The increasingly tiresome Judge John E. Jones, who presided over Kitzmiller, the Dover PA "Intelligent Design" case, recently gave the commencement address at his alma mater, Dickinson College. He said the following:
The founders believed that true religion was not something handed down by a church or contained in a Bible, but was to be found through free, rational inquiry.... They possessed a great confidence in an individual's ability to understand the world and its most fundamental laws through the exercise of his or her reason.... This core set of beliefs led the founders, who constantly engaged and questioned things, to secure their idea of religious freedom by barring any alliance between church and state.
That is, of course, a fairly tendentious description of the faith of the Founders. It was true of some of them and not of others. What is interesting about it is that, if Jones means to say that this is the basis of and interpretive model for the "separation of church and state," it itself constitutes the establishment of a certain type of religion. It's not religiously neutral.
The idea that one finds God through one's individual experience is certainly one way of looking at religion. It's associated with modern liberal (not in our political sense) theology that dominated the mainline Protestant denominations for many years.
But another way of looking at religion is that it can only be formed in community and only in relation to the traditions of a particular community. This postliberal view of religion (which I am told is lately triumphant among theologians) says that
"true religion" can only be found in places like the Church or sources of revelation like the Bible. God may be immanent, but we find Her by looking outward and not inward. And by doing it with others. And by taking note of the experiences of those who went before us.
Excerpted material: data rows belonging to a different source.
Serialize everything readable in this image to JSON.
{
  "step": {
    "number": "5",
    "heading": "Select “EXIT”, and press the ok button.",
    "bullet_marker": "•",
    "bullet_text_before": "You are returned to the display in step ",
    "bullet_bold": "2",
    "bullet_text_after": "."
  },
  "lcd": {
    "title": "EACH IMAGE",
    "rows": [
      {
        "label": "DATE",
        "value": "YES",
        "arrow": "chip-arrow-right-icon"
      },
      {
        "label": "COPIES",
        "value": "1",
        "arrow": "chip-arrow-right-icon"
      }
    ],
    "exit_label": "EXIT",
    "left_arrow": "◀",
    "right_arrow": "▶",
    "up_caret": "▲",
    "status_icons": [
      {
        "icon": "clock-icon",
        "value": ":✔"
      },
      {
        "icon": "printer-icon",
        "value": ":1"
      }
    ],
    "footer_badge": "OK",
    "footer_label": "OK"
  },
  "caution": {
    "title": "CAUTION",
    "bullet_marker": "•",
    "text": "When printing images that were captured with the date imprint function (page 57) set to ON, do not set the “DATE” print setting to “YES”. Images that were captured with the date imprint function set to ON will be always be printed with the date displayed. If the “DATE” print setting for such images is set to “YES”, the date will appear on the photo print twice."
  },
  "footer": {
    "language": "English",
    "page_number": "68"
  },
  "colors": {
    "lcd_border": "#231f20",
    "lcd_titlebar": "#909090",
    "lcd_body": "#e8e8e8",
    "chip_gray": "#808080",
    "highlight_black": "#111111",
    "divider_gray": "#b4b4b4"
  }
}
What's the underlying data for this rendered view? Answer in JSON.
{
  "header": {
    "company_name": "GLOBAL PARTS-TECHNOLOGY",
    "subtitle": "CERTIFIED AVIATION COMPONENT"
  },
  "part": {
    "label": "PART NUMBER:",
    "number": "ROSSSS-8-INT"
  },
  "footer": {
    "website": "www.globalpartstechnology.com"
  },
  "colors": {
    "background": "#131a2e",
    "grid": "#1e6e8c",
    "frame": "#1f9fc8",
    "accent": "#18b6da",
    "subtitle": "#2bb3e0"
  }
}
If you assume that "true religion" is only what Jones says it is and then allow that to inform your view of the Establishment Clause (as he did in Kitzmiller), then you've put the weight of goverment firmly in the camp of one - but only one - view of religion.
This tendency to view one's own predilections as objectively true and divinely inspired has been long characteristic of liberal modernist Protestants. George Tyrell once famously demolished the late 19th century liberal "life of Jesus" movement (which then and now generally tries to turn Jesus into George McGovern)by saying that the Christ it finds "looking back through nineteen centuries of Catholic darkness, is only the reflection of a Liberal Protestant face, seen at the bottom of a deep well"
Judge Jones looks for the faith of the founders and finds his own reflection with which he is well pleased.